Chicago and The Doobie Brothers at Dodge Theatre

As the unofficial yacht-rock go-to guy at New Times, it was incumbent on me to attend the Doobie Brothers and Chicago show Tuesday night at Dodge Theatre.

So I did my duty, despite the fact that I saw the Doobies play Tempe on New Years Eve (nobody needs to hear "China Grove" more than once over any six month period) and additionally despite the fact that I know jack-shit about Chicago (quite possibly the most prolific American rock band of all time).

How Chicago-oblivious am I? So oblivious that I didn't even realize frontman Peter Cetera left the group (waaaaay back in 1985, evidently) until they fired up "Beginnings" halfway through their upbeat but sedentary two-hour set. Yeah, I know - I'm a piss-poor yacht-rock authority. But when's the last time you saw a yacht in Phoenix?

In my defense, it's really easy to get confused personnel-wise at a Chicago show, 'cause they got so many freakin' musicians and instruments and shit. I mean, they had four drum kits on that God damned stage. Four drum kits! (One their next tour, the band should pack one less drum kit and replace it with some kind of lighting effect - visually speaking, this was the most monochromatic show I've ever seen at the Dodge.)

Moreover, I was awe-struck by the band's horn section, which was composed of

1) a dude in a pink silk button-down and really pimp-looking unpleated slacks


2) a dude in a black muscle shirt.

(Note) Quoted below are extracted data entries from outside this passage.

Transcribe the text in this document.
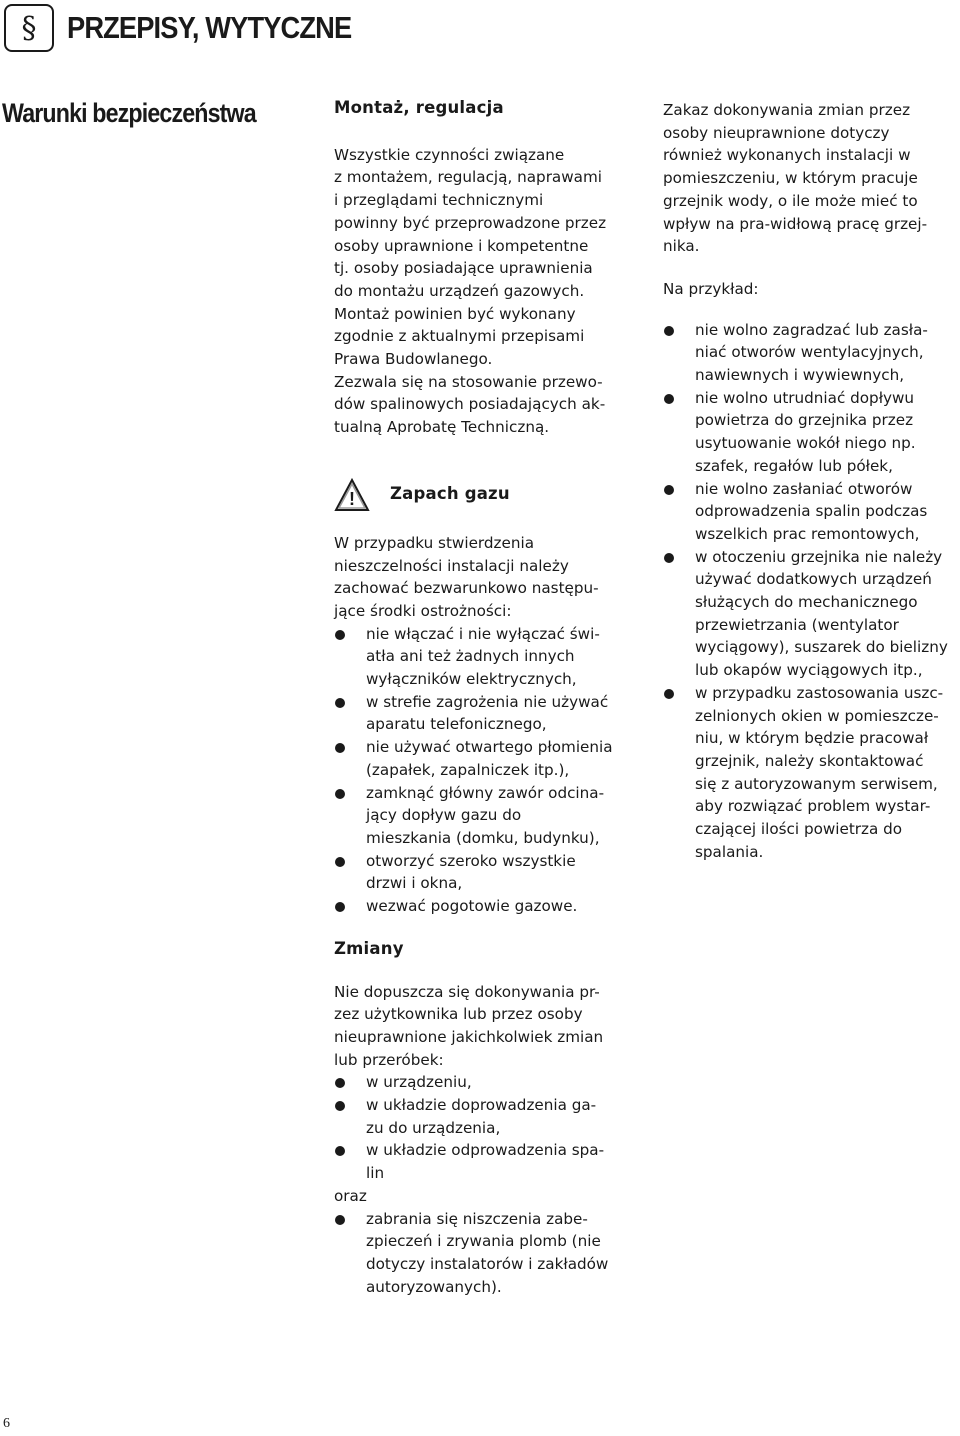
§ PRZEPISY, WYTYCZNE
Warunki bezpieczeństwa	Montaż, regulacja

Wszystkie czynności związane

z montażem, regulacją, naprawami

i przeglądami technicznymi

powinny być przeprowadzone przez

osoby uprawnione i kompetentne

tj. osoby posiadające uprawnienia

do montażu urządzeń gazowych.

Montaż powinien być wykonany

zgodnie z aktualnymi przepisami

Prawa Budowlanego.

Zezwala się na stosowanie przewo-

dów spalinowych posiadających ak-

tualną Aprobatę Techniczną.

! Zapach gazu

W przypadku stwierdzenia

nieszczelności instalacji należy

zachować bezwarunkowo następu-

jące środki ostrożności:

nie włączać i nie wyłączać świ-

atła ani też żadnych innych

wyłączników elektrycznych,

w strefie zagrożenia nie używać

aparatu telefonicznego,

nie używać otwartego płomienia

(zapałek, zapalniczek itp.),

zamknąć główny zawór odcina-

jący dopływ gazu do

mieszkania (domku, budynku),

otworzyć szeroko wszystkie

drzwi i okna,

wezwać pogotowie gazowe.

Zmiany

Nie dopuszcza się dokonywania pr-

zez użytkownika lub przez osoby

nieuprawnione jakichkolwiek zmian

lub przeróbek:

w urządzeniu,

w układzie doprowadzenia ga-

zu do urządzenia,

w układzie odprowadzenia spa-

lin

oraz

zabrania się niszczenia zabe-

zpieczeń i zrywania plomb (nie

dotyczy instalatorów i zakładów

autoryzowanych).

Zakaz dokonywania zmian przez

osoby nieuprawnione dotyczy

również wykonanych instalacji w

pomieszczeniu, w którym pracuje

grzejnik wody, o ile może mieć to

wpływ na pra-widłową pracę grzej-

nika.

Na przykład:

nie wolno zagradzać lub zasła-

niać otworów wentylacyjnych,

nawiewnych i wywiewnych,

nie wolno utrudniać dopływu

powietrza do grzejnika przez

usytuowanie wokół niego np.

szafek, regałów lub półek,

nie wolno zasłaniać otworów

odprowadzenia spalin podczas

wszelkich prac remontowych,

w otoczeniu grzejnika nie należy

używać dodatkowych urządzeń

służących do mechanicznego

przewietrzania (wentylator

wyciągowy), suszarek do bielizny

lub okapów wyciągowych itp.,

w przypadku zastosowania uszc-

zelnionych okien w pomieszcze-

niu, w którym będzie pracował

grzejnik, należy skontaktować

się z autoryzowanym serwisem,

aby rozwiązać problem wystar-

czającej ilości powietrza do

spalania.

6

Let me tell you, if ever a pair of AARP-aged gentlemen rocked a silk button-down and muscle shirt, it was these two cats.

(At this point, I should probably cop to the fact that I arrived late and missed the Doobies half of the show. I feel this is forgivable, since the line-up hasn't changed since their Tempe appearance and you can easily catch them at your local casino or bar mitzvah or what have you.)

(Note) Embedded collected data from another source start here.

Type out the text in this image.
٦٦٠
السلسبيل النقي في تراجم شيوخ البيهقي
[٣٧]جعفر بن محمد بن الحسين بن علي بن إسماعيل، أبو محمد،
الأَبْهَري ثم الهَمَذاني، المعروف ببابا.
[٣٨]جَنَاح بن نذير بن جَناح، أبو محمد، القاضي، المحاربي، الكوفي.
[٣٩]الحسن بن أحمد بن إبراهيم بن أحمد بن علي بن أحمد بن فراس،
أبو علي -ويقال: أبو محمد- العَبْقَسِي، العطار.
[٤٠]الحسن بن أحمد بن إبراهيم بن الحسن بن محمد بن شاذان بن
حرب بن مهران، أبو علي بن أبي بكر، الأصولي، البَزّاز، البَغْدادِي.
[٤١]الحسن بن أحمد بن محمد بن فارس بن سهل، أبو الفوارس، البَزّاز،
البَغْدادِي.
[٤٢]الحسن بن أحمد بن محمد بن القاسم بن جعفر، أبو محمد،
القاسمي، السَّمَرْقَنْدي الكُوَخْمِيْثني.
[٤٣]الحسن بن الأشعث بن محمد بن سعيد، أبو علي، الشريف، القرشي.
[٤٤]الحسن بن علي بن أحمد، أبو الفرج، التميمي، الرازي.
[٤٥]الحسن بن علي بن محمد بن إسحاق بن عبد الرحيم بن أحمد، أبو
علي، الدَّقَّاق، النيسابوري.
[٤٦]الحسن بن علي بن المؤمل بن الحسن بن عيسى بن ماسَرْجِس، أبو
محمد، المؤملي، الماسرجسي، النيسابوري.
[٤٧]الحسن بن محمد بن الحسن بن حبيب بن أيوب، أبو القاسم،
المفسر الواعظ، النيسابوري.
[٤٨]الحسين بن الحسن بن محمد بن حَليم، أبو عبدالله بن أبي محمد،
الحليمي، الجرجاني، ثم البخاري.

The highlight of the evening? That's easy - it was when Chicago invited an audience member to the stage to sing "If You Leave Me Now," his reward for donating money to a band-sponsored charity. And he totally kicked the hell out of it. It was like America Idol: Wealthy Old White Guy Edition.

It was also great when the umpteen Doobies joined the umpteen Chicago guys on stage for a final encore of "Takin' It to the Streets" and "Listen to the Music." Yeah, it was great, but also ineffably bleak, like watching three dozen musically-inclined dentists jam at their yearly trade conference. Sure, the combined members of the Doobies and Chicago are capable musicians and have a formidable backlog of hits.

So what's missing? Star power, I think. For better or worse, both bands are inextricably legacy-linked to their respective former lead singers - Michael McDonald and Cetera, respectively - and have never found the "faces" to replace them. As Frank Sinatra once crooned, "there's something missing in the way you say hello." Or sing "Just You 'n Me."

Critics Notebook:

Last Night: The Doobie Brothers and Chicago at the Dodge

Better Than: Listening to them at the dentist's office.

One More Thing
: I realize that Chicago isn't exactly Pink Floyd in the mind-expanding sensory overload department, but would it kill them to invest in a lighting effect or two? As it stands, the best special effect on stage was the trumpet guy in the pink shirt.